A tale of two provinces

Mar 13, 2018 | 5:00 AM

ALBERTA PREMIER RACHEL NOTLEY is again acting like the churlish premier she has become as she shifts from attacking B.C.’s wine industry to threatening all B.C. residents with the spectre of limited or no fuel for the province.  

In last week’s Throne Speech, Lt. Gov. Lois Mitchell laid the premier’s cards on the table when she said, “In the past, when workers in our energy industry were attacked and when the resources we own were threatened, Premier Peter Lougheed took bold action.” And elaborated by declaring, “We will not hesitate to invoke similar legislation if it becomes necessary owing to extreme and illegal actions on the part of the B.C. government to stop the pipeline.”

The dark cloud Notley sees for her government is British Columbia’s desire to further research the dangers posed not so much by the pipeline as by the bitumen from the tar sands it will carry to our coast.

They have the oil, we have the tidewater port and Alberta wants the port and a swath of land stretching across B.C. for an expanded pipeline. They don’t want to share the oil revenue, they don’t want to be held responsible for all the costs of a spill and they don’t want us doing a complete environmental assessment of the dangers posed by bitumen. We don’t even know right now if, in fact, bitumen can actually be cleaned up.

It’s all about Alberta and the premier seems willing to launch an inter-provincial trade war designed to punish everyone in B.C. until such time as Ms. Notley gets her bitumen pipeline way.  

Notley claims she is only looking for the attention she feels Alberta isn’t getting but escalates the matter by adding, “that [Alberta’s] tools are at the ready because it is important for Albertans to understand that we are going to stand up to protect the interests of Albertans on this matter.”

It’s rather ironic that in her entitled world, she feels it is extreme and illegal for B.C. to stand up and protect the interests of their citizens.

Well, you have our attention Ms. Notley and if you feel a trade war is a far better alternative to acting like an adult premier, than there is probably little that can be done to satisfy you. Your argument for protecting Albertans will be the exact same rationale applied by other provinces you decide to condemn and attack.

Over the past weeks you’ve bragged of how you are planning a number of initiatives aimed directly at forcing your will upon British Columbians. I wonder, though, if you have considered that, like all wars, trade wars usually involve retaliatory actions that can also hurt the aggressor?  

Imagine for a moment if Alberta’s grain and other farm exports, valued at over $3 billion a year, were denied access to the port Alberta so wishes to send their oil too.  B.C.’s tidewater port is the closest and least expensive way of getting those agricultural products to the foreign markets Alberta depends on.

In oil and gas, Alberta currently sends nearly 2.5 billion cubic feet of natural gas through B.C. every day, of which B.C. uses only 17 per cent.

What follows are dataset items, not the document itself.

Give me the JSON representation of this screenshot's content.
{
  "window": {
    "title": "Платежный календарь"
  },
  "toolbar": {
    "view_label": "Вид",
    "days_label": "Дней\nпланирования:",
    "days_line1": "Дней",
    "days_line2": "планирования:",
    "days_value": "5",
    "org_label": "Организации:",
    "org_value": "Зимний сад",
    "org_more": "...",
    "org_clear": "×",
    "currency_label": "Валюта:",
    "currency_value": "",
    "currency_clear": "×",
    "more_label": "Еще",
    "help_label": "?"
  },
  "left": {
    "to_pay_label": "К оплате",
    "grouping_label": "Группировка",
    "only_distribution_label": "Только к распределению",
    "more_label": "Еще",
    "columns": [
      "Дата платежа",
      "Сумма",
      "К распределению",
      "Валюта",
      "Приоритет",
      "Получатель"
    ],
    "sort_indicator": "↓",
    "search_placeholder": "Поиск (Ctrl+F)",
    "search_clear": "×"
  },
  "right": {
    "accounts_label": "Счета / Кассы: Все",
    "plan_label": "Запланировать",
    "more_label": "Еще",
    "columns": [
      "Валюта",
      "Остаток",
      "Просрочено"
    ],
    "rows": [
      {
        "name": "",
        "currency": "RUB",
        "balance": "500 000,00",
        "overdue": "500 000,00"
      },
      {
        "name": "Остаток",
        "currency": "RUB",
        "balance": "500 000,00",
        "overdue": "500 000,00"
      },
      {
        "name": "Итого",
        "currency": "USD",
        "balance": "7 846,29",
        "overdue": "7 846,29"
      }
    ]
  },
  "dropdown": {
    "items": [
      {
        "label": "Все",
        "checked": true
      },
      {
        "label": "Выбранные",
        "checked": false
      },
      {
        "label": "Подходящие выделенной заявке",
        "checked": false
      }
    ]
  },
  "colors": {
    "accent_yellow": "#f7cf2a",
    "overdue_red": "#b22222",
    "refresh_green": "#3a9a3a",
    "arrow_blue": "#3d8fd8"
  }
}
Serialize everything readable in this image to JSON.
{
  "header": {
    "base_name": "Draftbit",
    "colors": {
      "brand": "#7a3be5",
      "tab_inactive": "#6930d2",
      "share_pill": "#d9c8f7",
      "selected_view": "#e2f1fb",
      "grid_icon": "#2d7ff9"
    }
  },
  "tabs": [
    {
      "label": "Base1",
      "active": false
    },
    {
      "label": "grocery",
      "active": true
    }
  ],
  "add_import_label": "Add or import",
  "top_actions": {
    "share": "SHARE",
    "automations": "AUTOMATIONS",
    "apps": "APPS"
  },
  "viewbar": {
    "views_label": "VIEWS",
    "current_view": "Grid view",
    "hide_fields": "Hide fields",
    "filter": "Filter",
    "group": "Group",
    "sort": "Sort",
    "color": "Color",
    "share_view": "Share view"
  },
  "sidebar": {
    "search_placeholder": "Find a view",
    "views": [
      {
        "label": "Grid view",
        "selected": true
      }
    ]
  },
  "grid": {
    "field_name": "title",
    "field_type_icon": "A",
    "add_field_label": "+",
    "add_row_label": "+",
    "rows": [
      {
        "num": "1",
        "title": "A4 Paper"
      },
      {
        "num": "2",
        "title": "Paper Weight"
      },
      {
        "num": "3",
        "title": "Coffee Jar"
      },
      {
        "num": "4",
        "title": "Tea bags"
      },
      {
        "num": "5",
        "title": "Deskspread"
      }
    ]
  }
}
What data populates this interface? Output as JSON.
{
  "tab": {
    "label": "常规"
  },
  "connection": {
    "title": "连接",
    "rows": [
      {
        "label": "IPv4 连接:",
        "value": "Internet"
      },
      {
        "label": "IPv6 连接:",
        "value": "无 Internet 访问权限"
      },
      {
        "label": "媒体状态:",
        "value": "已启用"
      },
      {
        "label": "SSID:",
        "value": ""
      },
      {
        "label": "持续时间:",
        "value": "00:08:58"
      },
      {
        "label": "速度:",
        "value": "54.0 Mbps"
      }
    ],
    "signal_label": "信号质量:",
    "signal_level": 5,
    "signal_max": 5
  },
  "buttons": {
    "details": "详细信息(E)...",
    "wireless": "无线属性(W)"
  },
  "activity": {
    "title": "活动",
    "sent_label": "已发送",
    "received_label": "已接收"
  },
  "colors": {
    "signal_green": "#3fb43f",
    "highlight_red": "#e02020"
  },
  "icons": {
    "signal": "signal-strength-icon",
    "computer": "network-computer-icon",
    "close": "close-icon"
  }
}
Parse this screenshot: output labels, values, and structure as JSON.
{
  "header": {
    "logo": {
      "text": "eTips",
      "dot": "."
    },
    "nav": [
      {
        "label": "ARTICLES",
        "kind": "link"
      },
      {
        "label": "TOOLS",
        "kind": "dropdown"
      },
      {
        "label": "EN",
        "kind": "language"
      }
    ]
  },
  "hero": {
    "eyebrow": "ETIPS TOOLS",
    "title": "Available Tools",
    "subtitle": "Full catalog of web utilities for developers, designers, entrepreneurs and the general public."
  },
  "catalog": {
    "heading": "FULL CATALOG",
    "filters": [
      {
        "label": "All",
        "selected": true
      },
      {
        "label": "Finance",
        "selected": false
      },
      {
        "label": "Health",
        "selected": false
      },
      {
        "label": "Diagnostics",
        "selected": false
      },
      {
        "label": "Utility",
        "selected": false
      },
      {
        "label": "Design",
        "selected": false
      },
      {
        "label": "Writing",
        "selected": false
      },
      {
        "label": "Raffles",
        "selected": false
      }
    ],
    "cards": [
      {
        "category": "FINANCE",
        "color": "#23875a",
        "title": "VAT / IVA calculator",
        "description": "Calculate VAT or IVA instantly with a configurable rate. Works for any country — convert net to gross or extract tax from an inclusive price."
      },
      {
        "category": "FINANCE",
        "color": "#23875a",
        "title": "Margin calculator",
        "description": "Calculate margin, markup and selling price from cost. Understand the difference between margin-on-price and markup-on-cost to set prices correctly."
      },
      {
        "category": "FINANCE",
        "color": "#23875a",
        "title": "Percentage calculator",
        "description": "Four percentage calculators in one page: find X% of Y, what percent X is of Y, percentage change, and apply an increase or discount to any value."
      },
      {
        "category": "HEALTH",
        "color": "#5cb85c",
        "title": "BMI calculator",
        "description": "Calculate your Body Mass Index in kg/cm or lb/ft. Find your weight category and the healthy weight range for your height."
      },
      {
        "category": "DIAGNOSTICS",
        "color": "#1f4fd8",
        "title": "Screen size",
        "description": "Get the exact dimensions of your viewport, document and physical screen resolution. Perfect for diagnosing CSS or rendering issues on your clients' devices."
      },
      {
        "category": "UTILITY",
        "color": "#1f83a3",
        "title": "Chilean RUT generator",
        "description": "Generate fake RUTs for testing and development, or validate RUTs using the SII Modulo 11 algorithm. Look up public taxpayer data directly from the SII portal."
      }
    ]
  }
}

The rest is sold and diverted south from Vancouver to the U.S.  

So, does anyone honestly believe B.C. would graciously continue on Alberta’s behalf to ship the other 200 billion cubic feet of gas to the States while Alberta denies us? That multi billion petro-dollar export from Alberta via B.C. would likely come to an immediate halt and that amounts to some serious and self-inflicted financial heartache for Alberta.

We currently purchase over 20 per cent of Alberta’s total production of gas and diesel and the dollars that generates for Alberta not to mention the oilfield workers who remain employed because of that, is significant. Of course, those jobs and that money vanish under Notley’s planned oil and gas embargo.

I wonder if these supposed brave words from Premier Notley are simply the words of a lost and petulant premier looking to get re-elected as opposed to an adult leader looking to find common ground and solutions. And does Premier Notley honestly feel British Columbians should take the risk of sacrificing their land, waterways and oceans in order to satisfy a politician’s lust for power?